Avoiding Another Oroville? Don Pedro Dam Water Released

 

 

Don Pedro dam photo by USGS

 

 

 

 

I remember as a kid watching TV after school and there would be an endless parade of commercials for what seemed to be touted as California’s hottest new recreational playground, Lake Don Pedro in Tuolumne County. “You’ll like Lake Don Pedro,” the guy in the commercial says as a shot pans to a giant steer, “this ain’t no bull.” At 10 years old I thought it was catchy, though I don’t think Lake Don Pedro became the new Lake Tahoe or anything, but it is a popular fishing and boating destination.

I digress. The heavy rains pummeling California that have been wreaking havoc on the Central Valley, not to mention the evacuations and ongoing fears at the Lake Oroville spillway make for concerns about other dams holding up as water levels that were once so low are now bursting at the seems.

That’s where Lake Don Pedro and its dam entered the news cycle. Here’s Kay Recede of Sacramento’s Fox 40 with more:

Many braved fierce winds Monday to take a look at a sight that hasn’t been seen since 1997 — the opening of the Don Pedro reservoir spillway.

“We knew that this would be going on, so we wanted to just come by and take a look,” Pete Nunes, who came to the reservoir from Turlock, told FOX40.

Due to recent storms and potential damage to the dam, the Turlock Irrigation District decided to perform what they call a controlled release on Monday at 3 p.m.

Do a controlled release today so that we can control the amount of water that’s released from Don Pedro based on forecast inflows into the back of the reservoir,” TID spokesperson Calvin Curtin said.

The last time the gates were opened was 20 years ago, a move that contributed to flooding.

“I do remember all the water that was flooding out you know a lot of the farms and stuff down there,” Nunes said.

However, Curtin said this year’s release is different.
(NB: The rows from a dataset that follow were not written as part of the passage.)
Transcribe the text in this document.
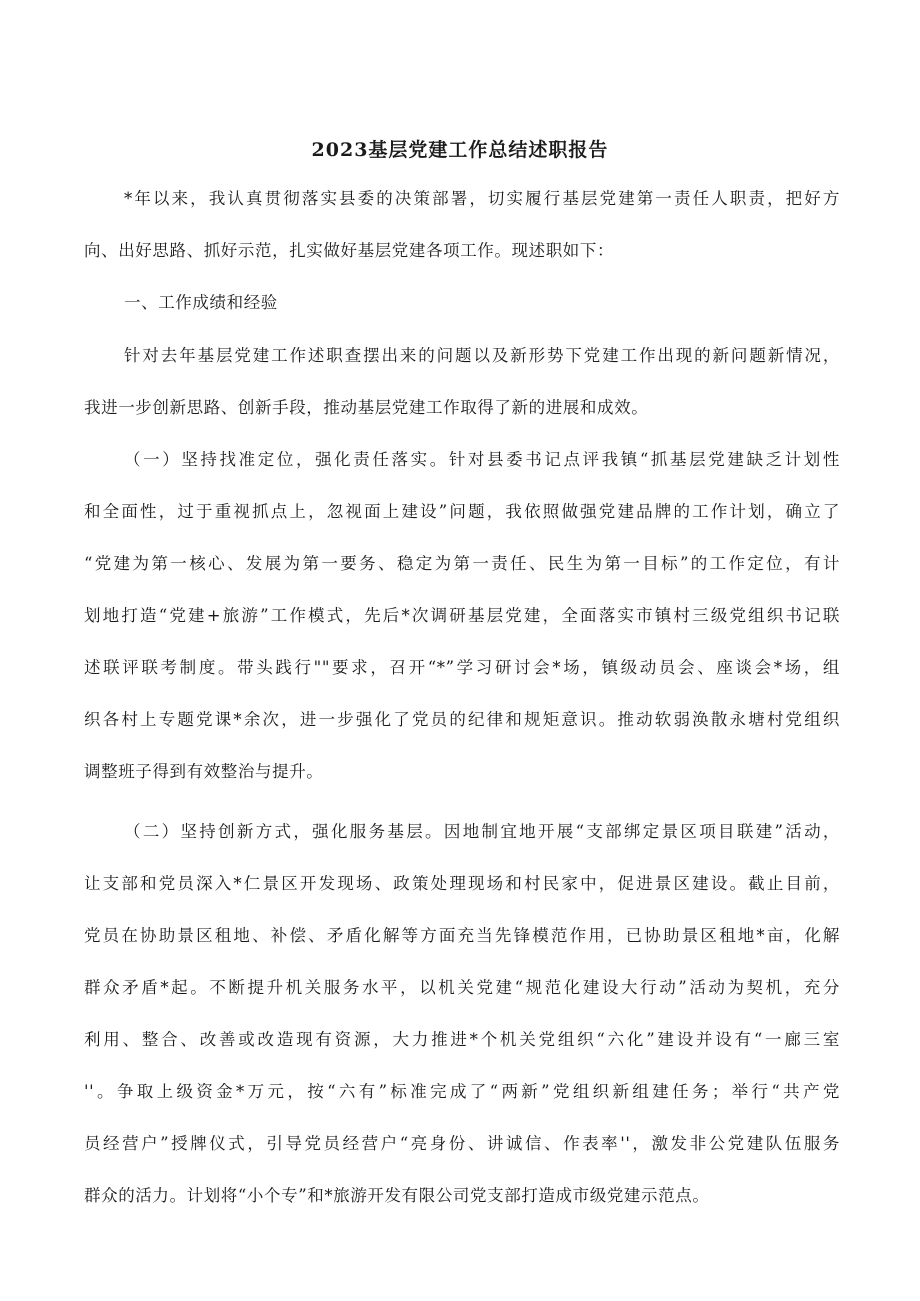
2023基层党建工作总结述职报告
*年以来，我认真贯彻落实县委的决策部署，切实履行基层党建第一责任人职责，把好方
向、出好思路、抓好示范，扎实做好基层党建各项工作。现述职如下：
一、工作成绩和经验
针对去年基层党建工作述职查摆出来的问题以及新形势下党建工作出现的新问题新情况，
我进一步创新思路、创新手段，推动基层党建工作取得了新的进展和成效。
（一）坚持找准定位，强化责任落实。针对县委书记点评我镇“抓基层党建缺乏计划性
和全面性，过于重视抓点上，忽视面上建设”问题，我依照做强党建品牌的工作计划，确立了
“党建为第一核心、发展为第一要务、稳定为第一责任、民生为第一目标”的工作定位，有计
划地打造“党建+旅游”工作模式，先后*次调研基层党建，全面落实市镇村三级党组织书记联
述联评联考制度。带头践行""要求，召开“*”学习研讨会*场，镇级动员会、座谈会*场，组
织各村上专题党课*余次，进一步强化了党员的纪律和规矩意识。推动软弱涣散永塘村党组织
调整班子得到有效整治与提升。
（二）坚持创新方式，强化服务基层。因地制宜地开展“支部绑定景区项目联建”活动，
让支部和党员深入*仁景区开发现场、政策处理现场和村民家中，促进景区建设。截止目前，
党员在协助景区租地、补偿、矛盾化解等方面充当先锋模范作用，已协助景区租地*亩，化解
群众矛盾*起。不断提升机关服务水平，以机关党建“规范化建设大行动”活动为契机，充分
利用、整合、改善或改造现有资源，大力推进*个机关党组织“六化”建设并设有“一廊三室
''。争取上级资金*万元，按“六有”标准完成了“两新”党组织新组建任务；举行“共产党
员经营户”授牌仪式，引导党员经营户“亮身份、讲诚信、作表率''，激发非公党建队伍服务
群众的活力。计划将“小个专”和*旅游开发有限公司党支部打造成市级党建示范点。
This time, officials have better control.

And all those biblical rains that have been falling? From a fishing perspective it’s not the worst news, as friend of CS JD Richey writes in the Auburn Journal: 

Flooding is a major part of a healthy river. In fact, it cleans, scours and rejuvenates the entire system all the way to the bay. That being said, however, extreme floods can take their toll by scouring out spawning beds , removing large woody debris and a whole host of other things. Still, a lot of water is way better than not, from a fishery standpoint.

I am concerned by all of the sediment coming from the Oroville spillway situation. That could really silt in a lot of spawning grounds in the Feather River – especially the Low Flow section. One only need to look at the silty gravels of a heavily logged river to see how destructive that can be.

As far as fish numbers go, don’t expect any major turnarounds overnight. The stripers, shad, steelhead and salmon we’ll fish for this year were all born in crappy conditions of the drought and went to sea as juveniles when the ocean wasn’t right either.

But looking forward, small fish are getting a good flush out to sea this year and spawning, and in-river conditions for adult fish this season should be excellent … which will, of course, pay dividends down the road.